Ia menambahkan, tujuan kelompok tersebut sejatinya tidak jauh berbeda dari penjajahan masa lalu.

“Tujuannya kan sama saja. Dari dulu juga maunya menjajah. Tapi kan caranya lain. Dulu kan pakai peluru, pakai bom. Kalau kita masih diam saja ya habis kita,” tegasnya.

Sementara itu, di lapangan, pihak kepolisian menemukan pola lain yang memperkuat dugaan adanya pihak tertentu yang mengorganisir massa. Kepala Bidang Humas Polda Metro Jaya, Kombes Ade Ary Syam Indradi, menyampaikan bahwa ratusan pelajar teridentifikasi hendak ikut aksi setelah mendapat ajakan melalui media sosial.
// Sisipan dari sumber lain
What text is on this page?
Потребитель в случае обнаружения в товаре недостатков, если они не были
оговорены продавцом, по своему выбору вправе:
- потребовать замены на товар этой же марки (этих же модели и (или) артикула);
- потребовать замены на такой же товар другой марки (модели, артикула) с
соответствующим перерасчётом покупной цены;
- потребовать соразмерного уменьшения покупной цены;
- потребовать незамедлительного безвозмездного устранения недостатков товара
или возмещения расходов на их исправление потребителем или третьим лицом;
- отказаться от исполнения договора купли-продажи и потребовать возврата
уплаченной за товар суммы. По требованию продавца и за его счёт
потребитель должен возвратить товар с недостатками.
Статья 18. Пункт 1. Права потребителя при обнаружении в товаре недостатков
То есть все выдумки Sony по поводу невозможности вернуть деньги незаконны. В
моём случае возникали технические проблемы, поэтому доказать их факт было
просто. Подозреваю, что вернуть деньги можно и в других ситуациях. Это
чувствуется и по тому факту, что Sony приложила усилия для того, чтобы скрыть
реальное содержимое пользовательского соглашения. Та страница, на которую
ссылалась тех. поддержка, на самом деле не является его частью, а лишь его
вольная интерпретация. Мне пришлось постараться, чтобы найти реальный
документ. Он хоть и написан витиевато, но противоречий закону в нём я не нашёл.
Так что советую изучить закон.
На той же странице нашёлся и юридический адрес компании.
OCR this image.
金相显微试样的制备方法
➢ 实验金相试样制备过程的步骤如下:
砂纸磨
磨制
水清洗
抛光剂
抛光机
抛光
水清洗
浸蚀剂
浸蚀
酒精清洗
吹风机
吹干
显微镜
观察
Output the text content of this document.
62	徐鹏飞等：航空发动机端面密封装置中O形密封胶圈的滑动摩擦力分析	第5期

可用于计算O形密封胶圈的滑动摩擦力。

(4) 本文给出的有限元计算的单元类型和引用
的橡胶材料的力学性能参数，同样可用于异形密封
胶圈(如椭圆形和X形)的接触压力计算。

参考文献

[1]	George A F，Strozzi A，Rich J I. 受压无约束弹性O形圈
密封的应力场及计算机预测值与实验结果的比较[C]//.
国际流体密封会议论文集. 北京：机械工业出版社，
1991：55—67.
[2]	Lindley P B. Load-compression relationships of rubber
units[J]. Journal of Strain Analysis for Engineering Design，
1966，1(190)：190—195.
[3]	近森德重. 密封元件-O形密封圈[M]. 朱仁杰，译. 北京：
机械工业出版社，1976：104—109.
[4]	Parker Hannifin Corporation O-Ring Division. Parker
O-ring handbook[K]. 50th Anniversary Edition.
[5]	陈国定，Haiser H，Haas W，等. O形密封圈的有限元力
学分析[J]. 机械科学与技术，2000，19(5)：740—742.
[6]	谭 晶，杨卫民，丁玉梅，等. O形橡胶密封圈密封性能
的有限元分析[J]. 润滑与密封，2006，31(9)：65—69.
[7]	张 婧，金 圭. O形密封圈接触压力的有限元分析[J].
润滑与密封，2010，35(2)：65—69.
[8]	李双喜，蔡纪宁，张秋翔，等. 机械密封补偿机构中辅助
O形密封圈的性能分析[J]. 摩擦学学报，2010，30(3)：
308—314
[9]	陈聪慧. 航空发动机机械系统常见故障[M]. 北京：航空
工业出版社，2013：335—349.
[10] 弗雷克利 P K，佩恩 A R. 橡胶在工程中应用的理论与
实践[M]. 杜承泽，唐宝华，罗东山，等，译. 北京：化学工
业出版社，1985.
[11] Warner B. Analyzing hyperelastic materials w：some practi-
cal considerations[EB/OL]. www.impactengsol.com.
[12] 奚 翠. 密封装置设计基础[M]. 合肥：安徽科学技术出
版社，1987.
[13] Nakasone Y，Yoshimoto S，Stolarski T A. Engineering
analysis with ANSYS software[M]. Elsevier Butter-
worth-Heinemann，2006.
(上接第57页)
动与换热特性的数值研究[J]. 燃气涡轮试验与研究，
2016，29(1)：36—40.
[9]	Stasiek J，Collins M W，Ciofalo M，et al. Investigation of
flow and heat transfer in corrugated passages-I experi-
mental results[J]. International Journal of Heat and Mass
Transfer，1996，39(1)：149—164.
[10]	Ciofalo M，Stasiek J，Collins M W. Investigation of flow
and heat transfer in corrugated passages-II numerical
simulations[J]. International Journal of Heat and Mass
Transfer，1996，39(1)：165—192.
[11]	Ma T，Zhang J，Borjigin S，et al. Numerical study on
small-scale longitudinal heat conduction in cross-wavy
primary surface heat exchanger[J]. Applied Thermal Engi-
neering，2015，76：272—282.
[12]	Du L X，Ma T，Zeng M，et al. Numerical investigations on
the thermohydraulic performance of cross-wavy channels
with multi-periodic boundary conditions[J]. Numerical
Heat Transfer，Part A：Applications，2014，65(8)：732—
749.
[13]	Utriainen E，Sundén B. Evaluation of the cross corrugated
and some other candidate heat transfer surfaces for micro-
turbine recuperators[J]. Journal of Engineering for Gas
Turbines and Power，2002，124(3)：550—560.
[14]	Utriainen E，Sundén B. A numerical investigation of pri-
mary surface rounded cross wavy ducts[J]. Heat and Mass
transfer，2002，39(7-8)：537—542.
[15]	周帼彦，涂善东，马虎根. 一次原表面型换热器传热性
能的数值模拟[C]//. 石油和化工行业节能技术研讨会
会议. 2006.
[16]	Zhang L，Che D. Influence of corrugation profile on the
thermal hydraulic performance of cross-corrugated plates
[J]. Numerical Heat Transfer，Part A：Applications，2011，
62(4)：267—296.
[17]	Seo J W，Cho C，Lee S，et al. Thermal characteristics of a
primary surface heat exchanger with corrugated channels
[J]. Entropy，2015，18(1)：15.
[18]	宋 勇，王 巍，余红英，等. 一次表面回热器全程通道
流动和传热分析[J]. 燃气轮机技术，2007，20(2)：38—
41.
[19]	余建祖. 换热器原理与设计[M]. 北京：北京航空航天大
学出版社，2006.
BERITA LAINNYA :  Mahasiswa IAIN Gelar Demo, Kecam Keras Dugaan Pelecehan Seksual Senior Terhadap Yunior

“Berdasarkan komunikasi awal rekan-rekan kami di lapangan secara humanis, diajak ngobrol baik-baik, mereka mengakui bahwa datang ke sini untuk demo karena ikut ajakan medsos,” kata Ade Ary.

Ia menegaskan bahwa penyebar ajakan itu tidak bertanggung jawab dan hanya memanfaatkan kondisi sosial untuk kepentingan tertentu.

“Ini dilakukan oleh pihak-pihak yang tidak bertanggung jawab, yang ingin memanfaatkan anak-anak ini, pelajar ini, untuk ikut lakukan kegiatan,” tambahnya.

Merespons temuan tersebut, pemerintah bergerak cepat. Wakil Menteri Komunikasi dan Digital, Angga Raka Prabowo, mengumumkan telah memanggil perwakilan TikTok dan Meta untuk berdialog di Jakarta terkait peran platform mereka dalam penyebaran konten provokatif.

“Saya sudah hubungi Head TikTok Asia Pasifik, Helena. Saya minta mereka ke Jakarta, kita akan bercerita tentang fenomena ini,” ungkapnya.

Kerusuhan yang semula digerakkan oleh isu kesejahteraan baik terkait tunjangan DPR maupun nasib guru honorer, akhirnya berkembang ke arah lebih destruktif. Bentrokan melibatkan lemparan batu, pembakaran ban, hingga perusakan pos polisi dan pembatas jalan. Aparat pun merespons dengan gas air mata dan langkah pengamanan berlapis.

Kini, pemerintah bersama aparat tengah menelusuri jejak digital dan jaringan yang diduga menjadi dalang di balik mobilisasi massa. Hendropriyono pun mengingatkan publik untuk lebih waspada terhadap bentuk penjajahan baru yang kerap bergerak lewat cara terselubung.